Por otra parte, ante la abundancia de las noticias que, por decirlo así, se compran ya hechas en el
mercado (que esto son las Agencias), los periódicos se han ido acostumbrando a amontonar los telegramas
que se les suministran, uno tras otro, sin orden cronológico muchas veces, y dejando que se
complementen o rectifiquen entre sí como ellos puedan, dentro de la cabeza de cada lector. El sacar
en limpio un suceso es, a veces, un acertijo.

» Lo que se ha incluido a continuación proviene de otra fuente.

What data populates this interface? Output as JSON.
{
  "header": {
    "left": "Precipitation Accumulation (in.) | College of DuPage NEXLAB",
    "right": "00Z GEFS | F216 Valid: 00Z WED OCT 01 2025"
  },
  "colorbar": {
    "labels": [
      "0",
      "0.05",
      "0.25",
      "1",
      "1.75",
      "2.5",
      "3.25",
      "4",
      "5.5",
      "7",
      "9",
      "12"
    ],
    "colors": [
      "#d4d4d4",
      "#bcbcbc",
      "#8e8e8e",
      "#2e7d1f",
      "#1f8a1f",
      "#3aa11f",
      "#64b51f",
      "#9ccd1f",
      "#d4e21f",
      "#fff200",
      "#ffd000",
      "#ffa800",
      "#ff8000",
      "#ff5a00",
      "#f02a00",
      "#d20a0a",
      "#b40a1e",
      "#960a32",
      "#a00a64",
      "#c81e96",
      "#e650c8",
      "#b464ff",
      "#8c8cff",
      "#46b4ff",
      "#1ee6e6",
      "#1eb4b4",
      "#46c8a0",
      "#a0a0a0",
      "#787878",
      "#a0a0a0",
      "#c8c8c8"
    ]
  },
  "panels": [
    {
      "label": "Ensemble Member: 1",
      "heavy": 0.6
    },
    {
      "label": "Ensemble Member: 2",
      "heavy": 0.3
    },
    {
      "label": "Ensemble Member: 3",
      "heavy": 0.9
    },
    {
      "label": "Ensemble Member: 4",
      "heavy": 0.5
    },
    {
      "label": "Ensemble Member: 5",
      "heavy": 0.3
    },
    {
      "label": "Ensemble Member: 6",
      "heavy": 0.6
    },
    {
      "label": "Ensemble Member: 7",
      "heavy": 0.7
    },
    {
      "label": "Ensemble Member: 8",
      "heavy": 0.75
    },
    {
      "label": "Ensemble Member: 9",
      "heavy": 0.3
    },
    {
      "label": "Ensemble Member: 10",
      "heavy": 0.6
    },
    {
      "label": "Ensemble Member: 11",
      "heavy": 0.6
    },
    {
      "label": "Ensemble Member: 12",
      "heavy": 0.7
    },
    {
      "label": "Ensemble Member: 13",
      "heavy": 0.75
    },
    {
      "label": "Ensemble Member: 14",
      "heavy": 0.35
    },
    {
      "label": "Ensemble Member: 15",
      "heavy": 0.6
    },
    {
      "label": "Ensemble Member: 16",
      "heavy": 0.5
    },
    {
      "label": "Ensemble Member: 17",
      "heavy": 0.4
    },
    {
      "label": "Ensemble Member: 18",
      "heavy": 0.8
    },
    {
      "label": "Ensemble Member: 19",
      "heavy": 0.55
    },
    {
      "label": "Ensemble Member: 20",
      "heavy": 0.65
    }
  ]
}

Y a veces también, el traductor del periódico hace de las
suyas, como cuando un diario madrileño dio cuenta de un tumulto en la secretaría del Presidente Wilson,
porque el secretario del Presidente era un Mr. Tumulty. En cuanto a los estragos que se hace con los
nombres geográficos, ¿para qué hablar? ¿Y para qué hablar también de las noticias anodinas que todos los
días nos sirven, sobre la riña doméstica entre el cambia-agujas de una estación inexistente y su venerable
consorte? Ante este espectáculo, no es de extrañar que más de un escritor sueñe con fundar un diario
que lleve este o parecido lema: “Este diario carece de información directa y da todas las noticias un
día después que los demás, pero comprensibles, depuradas y juzgadas.”
Ahora bien, en cuanto a las empresas de artículos de que hemos hablado, ellas traen también sus
peligros, singularmente para países como los nuestros, en que los grandes públicos tienen todavía una
mentalidad colonial y, trastocando la frase hecha, prefieren todavía ser cola de león a ser cabeza de ratón.
Estas empresas establecen una inicua competencia contra los escritores indígenas. Mientras cualquiera de
nosotros pide de cincuenta a cien pesos por un artículo, la gran empresa extranjera proporciona,
mediante su sistema de distribución plural, un artículo de Bernard Shaw o de Guglielmo Ferrero por
cinco o diez pesos. Y lo propio acontece con las cubiertas para las revistas ilustradas, con la agravante de
que no cualquiera de nosotros puede escribir un artículo que compita con los de las grandes firmas
europeas, mientras que tenemos artistas a montones capaces de presentar cubiertas mejores que los
cromos, adocenados y anónimos o, dignos de serlo, que aparecen en ciertos seminarios para familias.
Hay, además, otras fuerzas que contrarrestan el impulso hacia la Prensa libre, tal como la define,
concibe y, en cierto modo, la practica Hilaire Belloc. La principal de estas fuerzas nace del camino mismo
que, ha tomado el desarrollo de la política. Vivimos en tiempos de invasora política, al punto que Ortega
y Gasset escribía un día —más o menos— que hasta el astrónomo, al medir la paralaje de un astro, lleva
a su cálculo un subrepticio interés electoral. Esta invasión de la política, como todos los caracteres
esenciales de una época, obedece a una necesidad y dista mucho de ser una simple locura, aun
cuando produzca casos de injustificable desvío. Pues bien, la política trabaja mediante bandos y
partidos. Quien no se embandera, difícilmente es escuchado. Y ni es lo general ni lo deseable que
haya tantos bandos o partidos como posibles grupos de redactores de periódicos. De donde mana,
sobre el periodismo, otra corriente niveladora.